In my opinion, one of the greatest feature of Symfony is it’s internal organization around HTTP: its kernel “handles” HTTP requests and “returns” HTTP responses (see the documentation about this). This pattern is one of the core principle of the framework, and it brings tons of advantages.

One of these advantages is the possibility to achieve reliable and fast functional testing, by emulating requests and checking responses directly in PHP. This ease of testing is something often overlooked, but it shouldn’t: it’s a crucial feature to create maintainable, quality applications. Creating unit and functional tests in an application should be as easy and as fast as possible and one of the roles of a framework is to help you on this level.
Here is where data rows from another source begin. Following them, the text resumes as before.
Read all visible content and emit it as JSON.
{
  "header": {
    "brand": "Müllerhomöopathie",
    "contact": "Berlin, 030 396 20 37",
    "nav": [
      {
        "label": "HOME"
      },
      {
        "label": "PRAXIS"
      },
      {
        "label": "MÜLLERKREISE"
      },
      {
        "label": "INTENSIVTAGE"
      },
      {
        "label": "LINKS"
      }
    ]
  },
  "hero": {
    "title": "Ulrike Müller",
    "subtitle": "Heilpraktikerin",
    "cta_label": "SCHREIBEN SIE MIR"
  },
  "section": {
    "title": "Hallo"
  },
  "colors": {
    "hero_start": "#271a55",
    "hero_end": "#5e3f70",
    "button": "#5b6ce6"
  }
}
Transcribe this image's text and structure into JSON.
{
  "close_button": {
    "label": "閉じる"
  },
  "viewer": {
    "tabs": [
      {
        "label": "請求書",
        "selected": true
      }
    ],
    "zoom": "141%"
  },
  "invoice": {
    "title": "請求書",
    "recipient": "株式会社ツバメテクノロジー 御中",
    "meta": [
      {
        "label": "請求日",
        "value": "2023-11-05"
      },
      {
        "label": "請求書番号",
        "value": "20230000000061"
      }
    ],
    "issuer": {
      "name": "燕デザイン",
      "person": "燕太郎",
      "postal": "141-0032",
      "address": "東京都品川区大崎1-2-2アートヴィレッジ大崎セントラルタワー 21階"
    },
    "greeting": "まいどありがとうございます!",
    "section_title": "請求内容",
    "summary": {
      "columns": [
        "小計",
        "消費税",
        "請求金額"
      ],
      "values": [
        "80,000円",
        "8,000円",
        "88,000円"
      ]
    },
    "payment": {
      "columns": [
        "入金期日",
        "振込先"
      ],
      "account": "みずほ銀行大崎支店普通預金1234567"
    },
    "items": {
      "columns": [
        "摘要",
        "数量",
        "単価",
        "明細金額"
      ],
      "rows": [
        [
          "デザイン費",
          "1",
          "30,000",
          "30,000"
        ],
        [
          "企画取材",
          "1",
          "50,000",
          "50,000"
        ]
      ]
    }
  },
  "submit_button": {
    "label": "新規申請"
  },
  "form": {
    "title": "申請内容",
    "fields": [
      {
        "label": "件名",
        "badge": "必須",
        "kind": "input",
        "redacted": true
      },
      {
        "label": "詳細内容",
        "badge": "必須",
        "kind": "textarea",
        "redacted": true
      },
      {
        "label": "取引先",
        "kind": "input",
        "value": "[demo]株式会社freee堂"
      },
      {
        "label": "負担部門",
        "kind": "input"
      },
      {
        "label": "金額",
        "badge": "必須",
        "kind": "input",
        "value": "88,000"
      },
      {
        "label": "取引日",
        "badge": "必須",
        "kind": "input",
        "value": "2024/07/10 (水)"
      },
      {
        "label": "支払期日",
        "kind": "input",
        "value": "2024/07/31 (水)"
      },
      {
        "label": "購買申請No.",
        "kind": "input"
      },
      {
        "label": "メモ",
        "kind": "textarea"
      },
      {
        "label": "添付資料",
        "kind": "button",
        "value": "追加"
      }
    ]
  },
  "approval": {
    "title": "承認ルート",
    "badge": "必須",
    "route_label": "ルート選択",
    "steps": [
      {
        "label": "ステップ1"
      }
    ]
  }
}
Having reliable and fast automated tests is extremely important:

  • Developers are more inclined to run them often to check the application, letting them detect issues early, and the earliest they catch an issue the less it costs to the project
  • It incentivises developers to take care of the test suite, by not letting it rot and by trying to improve its coverage on every feature

  • It increases productivity, by limiting the amount of time spent checking continuous integrations processes, allowing faster reviews and faster merges.

However, even in Symfony, your test suite can become slow or unreliable over time. In this article I would like to propose some ideas and tools to increase the speed and reliability of your Symfony test suite with Doctrine.

Reliability

Reliability is the notion of being able to run your tests suite multiple times without having a test succeeding or failing only certain times. Having a reliable test suite means that you are certain a failure in one of your tests is linked to your code and not to the stability of the test suite itself.

Creating a reliable test suite consists mainly in being able to reset the state of the application to its initial state after each test. Usually, there are two main places where the state of our application lives: the database and the filesystem.

Resetting the database after each test

In many of my projects, I use two bundles for Doctrine dedicated to database tests:

  • The DoctrineFixturesBundle is an extremely useful bundle which helps you create and reset fake data in your database using a single command. With this bundle, you will be able to prepare a set of known entities in your database to use in your functional tests.
  • In addition to the fixtures, I usually use the DoctrineTestBundle which wraps your database connection and start a transaction before each test then roll it back after it. This technique is an easy way to reset the state of your database between tests by using a native and extremely fast database feature.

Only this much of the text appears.